George Tarabulsy

Il est professeur de psychologie et directeur scientifique du CRUJeF (centre de recherche universitaire sur les jeunes et les familles) à l’Université Laval, Québec. Il était un des principaux invités de la 18eédition des Assises nationales de la Protection de l’enfance au Grand Rex à Paris, les 19 et 20 juin 2025, centrées cette année sur les liens d’attachement. 

Il est intervenu dès l’ouverture des Assises, aux côtés du Dr Anne Raynaud, psychiatre, fondatrice et directrice des Instituts de la parentalité et fil rouge des échanges tout au long de cette édition. Spécialistes de l’attachement, ils ont posé ensemble les fondements de ces liens, redéfinissant à cette occasion le vocabulaire et les notions à partager, pour mieux comprendre les comportements et les besoins de l’enfant et des adultes qui l’entoure. Une entrée en matière fondamentale, pour appréhender la suite des interventions !

Dans les coulisses des Assises, George Tarabulsy a répondu bien volontiers à quelques questions supplémentaires, qui éclairent le contexte de son travail de chercheur au Québec.

Vous êtes venu du Québec pour intervenir aux Assises, pourquoi ?  

C’est une très belle invitation et un honneur d’être invité à cet événement. Je vois difficilement une plus belle occasion pour parler à des professionnels des services sociaux, d’un sujet sur lequel je travaille en tant que chercheur depuis 30 ans. Cette communication est très importante. 

Il y a un équivalent au Québec de ce rendez-vous ? 

Il existe un colloque sur la maltraitance, organisé tous les deux ans. Il faut savoir qu’au Québec, le domaine de l’intervention sociale est centralisé par le gouvernement. Ce colloque est donc organisé dans un contexte gouvernemental, avec un comité scientifique indépendant. Toutes les personnes qui font de la Recherche sur les questions de la maltraitance, du développement des jeunes, de l’intervention, des enjeux d’équité sociale se retrouvent à cette rencontre. C’est une occasion de transfert de connaissances vers les professionnels du domaine social, et de communication scientifique de résultats de recherche.

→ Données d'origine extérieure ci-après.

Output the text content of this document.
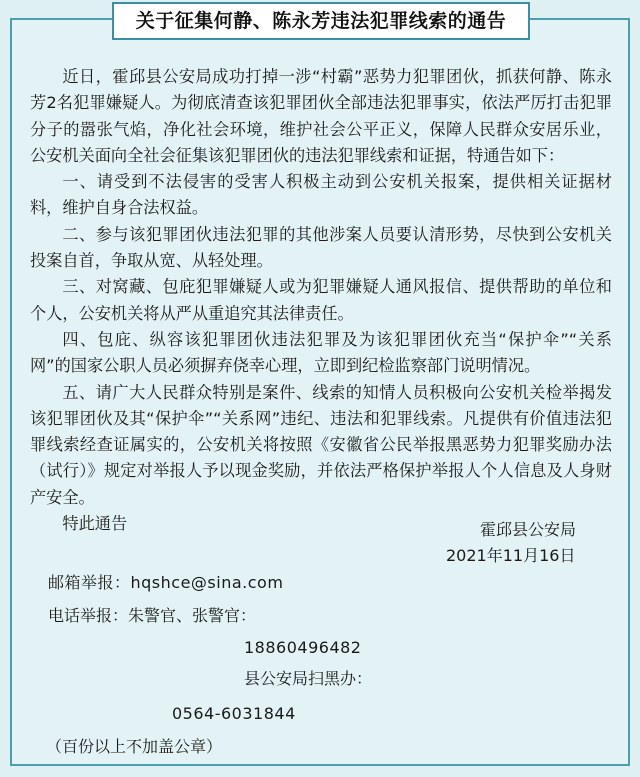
关于征集何静、陈永芳违法犯罪线索的通告

近日，霍邱县公安局成功打掉一涉“村霸”恶势力犯罪团伙，抓获何静、陈永芳2名犯罪嫌疑人。为彻底清查该犯罪团伙全部违法犯罪事实，依法严厉打击犯罪分子的嚣张气焰，净化社会环境，维护社会公平正义，保障人民群众安居乐业，公安机关面向全社会征集该犯罪团伙的违法犯罪线索和证据，特通告如下：

一、请受到不法侵害的受害人积极主动到公安机关报案，提供相关证据材料，维护自身合法权益。

二、参与该犯罪团伙违法犯罪的其他涉案人员要认清形势，尽快到公安机关投案自首，争取从宽、从轻处理。

三、对窝藏、包庇犯罪嫌疑人或为犯罪嫌疑人通风报信、提供帮助的单位和个人，公安机关将从严从重追究其法律责任。

四、包庇、纵容该犯罪团伙违法犯罪及为该犯罪团伙充当“保护伞”“关系网”的国家公职人员必须摒弃侥幸心理，立即到纪检监察部门说明情况。

五、请广大人民群众特别是案件、线索的知情人员积极向公安机关检举揭发该犯罪团伙及其“保护伞”“关系网”违纪、违法和犯罪线索。凡提供有价值违法犯罪线索经查证属实的，公安机关将按照《安徽省公民举报黑恶势力犯罪奖励办法（试行）》规定对举报人予以现金奖励，并依法严格保护举报人个人信息及人身财产安全。

特此通告	霍邱县公安局
2021年11月16日
邮箱举报：hqshce@sina.com
电话举报：朱警官、张警官：
18860496482
县公安局扫黑办：
0564-6031844
（百份以上不加盖公章）
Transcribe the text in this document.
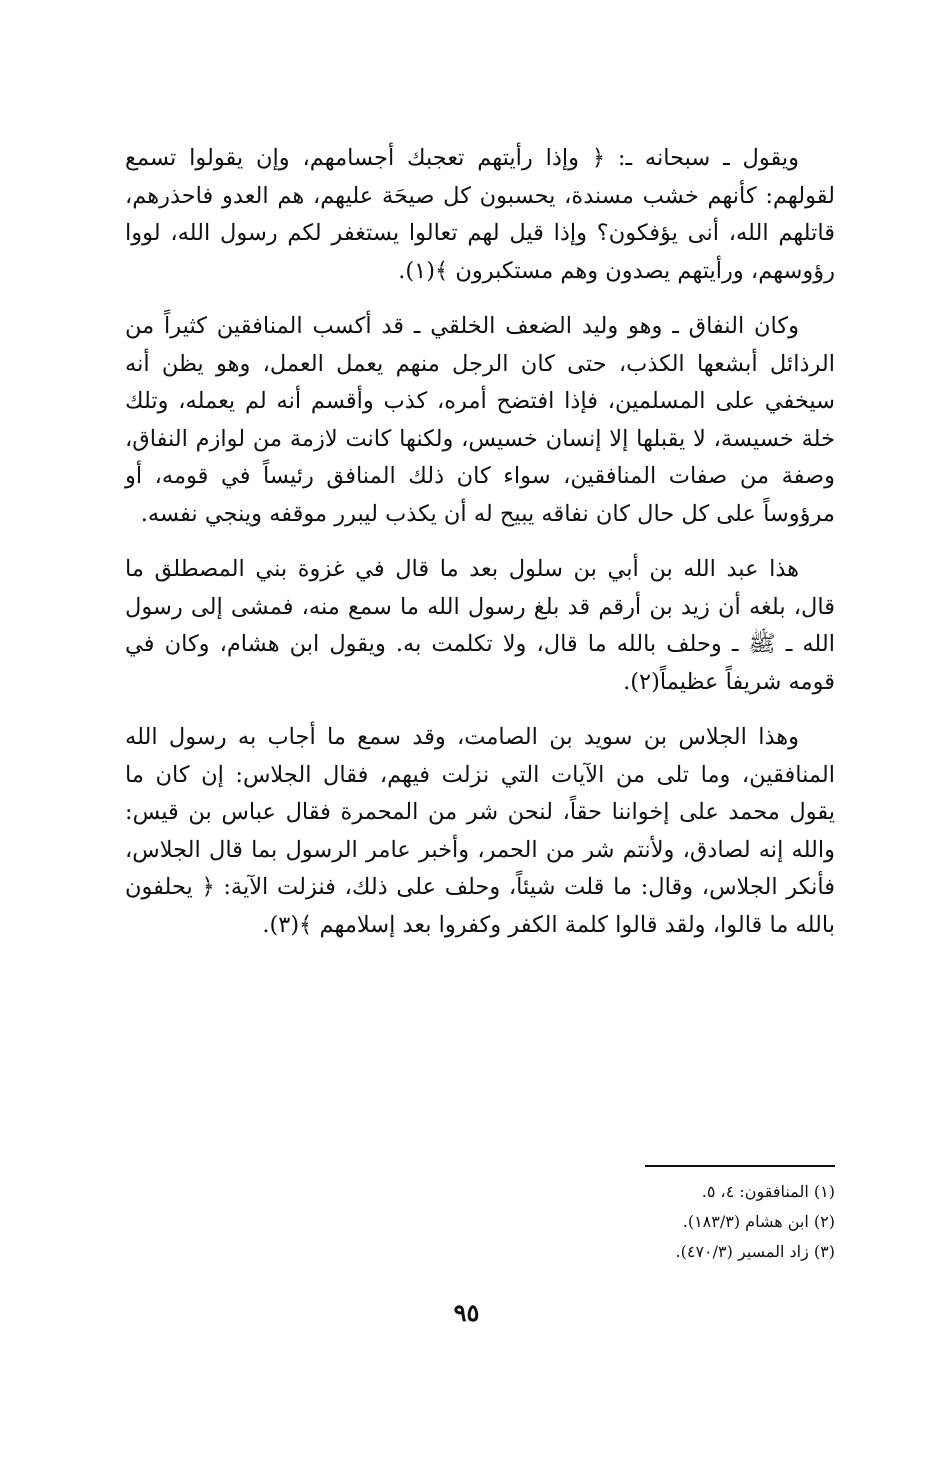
ويقول ـ سبحانه ـ: ﴿ وإذا رأيتهم تعجبك أجسامهم، وإن يقولوا تسمع لقولهم: كأنهم خشب مسندة، يحسبون كل صيحَة عليهم، هم العدو فاحذرهم، قاتلهم الله، أنى يؤفكون؟ وإذا قيل لهم تعالوا يستغفر لكم رسول الله، لووا رؤوسهم، ورأيتهم يصدون وهم مستكبرون ﴾(١).

وكان النفاق ـ وهو وليد الضعف الخلقي ـ قد أكسب المنافقين كثيراً من الرذائل أبشعها الكذب، حتى كان الرجل منهم يعمل العمل، وهو يظن أنه سيخفي على المسلمين، فإذا افتضح أمره، كذب وأقسم أنه لم يعمله، وتلك خلة خسيسة، لا يقبلها إلا إنسان خسيس، ولكنها كانت لازمة من لوازم النفاق، وصفة من صفات المنافقين، سواء كان ذلك المنافق رئيساً في قومه، أو مرؤوساً على كل حال كان نفاقه يبيح له أن يكذب ليبرر موقفه وينجي نفسه.

هذا عبد الله بن أبي بن سلول بعد ما قال في غزوة بني المصطلق ما قال، بلغه أن زيد بن أرقم قد بلغ رسول الله ما سمع منه، فمشى إلى رسول الله ـ ﷺ ـ وحلف بالله ما قال، ولا تكلمت به. ويقول ابن هشام، وكان في قومه شريفاً عظيماً(٢).

وهذا الجلاس بن سويد بن الصامت، وقد سمع ما أجاب به رسول الله المنافقين، وما تلى من الآيات التي نزلت فيهم، فقال الجلاس: إن كان ما يقول محمد على إخواننا حقاً، لنحن شر من المحمرة فقال عباس بن قيس: والله إنه لصادق، ولأنتم شر من الحمر، وأخبر عامر الرسول بما قال الجلاس، فأنكر الجلاس، وقال: ما قلت شيئاً، وحلف على ذلك، فنزلت الآية: ﴿ يحلفون بالله ما قالوا، ولقد قالوا كلمة الكفر وكفروا بعد إسلامهم ﴾(٣).

(١) المنافقون: ٤، ٥.

(٢) ابن هشام (١٨٣/٣).

(٣) زاد المسير (٤٧٠/٣).

٩٥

Chercheurs et intervenants du domaine social travaillent ensemble au Québec ? 

Oui, pour toutes sortes de raisons historiques, le domaine de la recherche sociale au Québec est très proche du domaine de l’intervention sociale. Quand on fait ce genre de colloque, le volet Recherche est donc très présent : des étudiants présentent leurs travaux, des professeurs exposent leurs programmes ou des résultats d’études. Notez au passage une différence d’échelle, on ne rassemblera jamais 2 000 personnes à ce genre d’événement. Le Québec est trois fois grand comme la France, mais compte à peine la population de Paris : si on rassemble 500 ou 600 personnes, c’est très bien ! Ce sont donc pour beaucoup des gens qui se connaissent et c’est l’occasion pour eux de se retrouver.

Le programme des Assises s’articule cette année autour des liens d’attachement. Comment avez-vous découvert l’attachement et comment travaillez-vous avec cette théorie au Québec ?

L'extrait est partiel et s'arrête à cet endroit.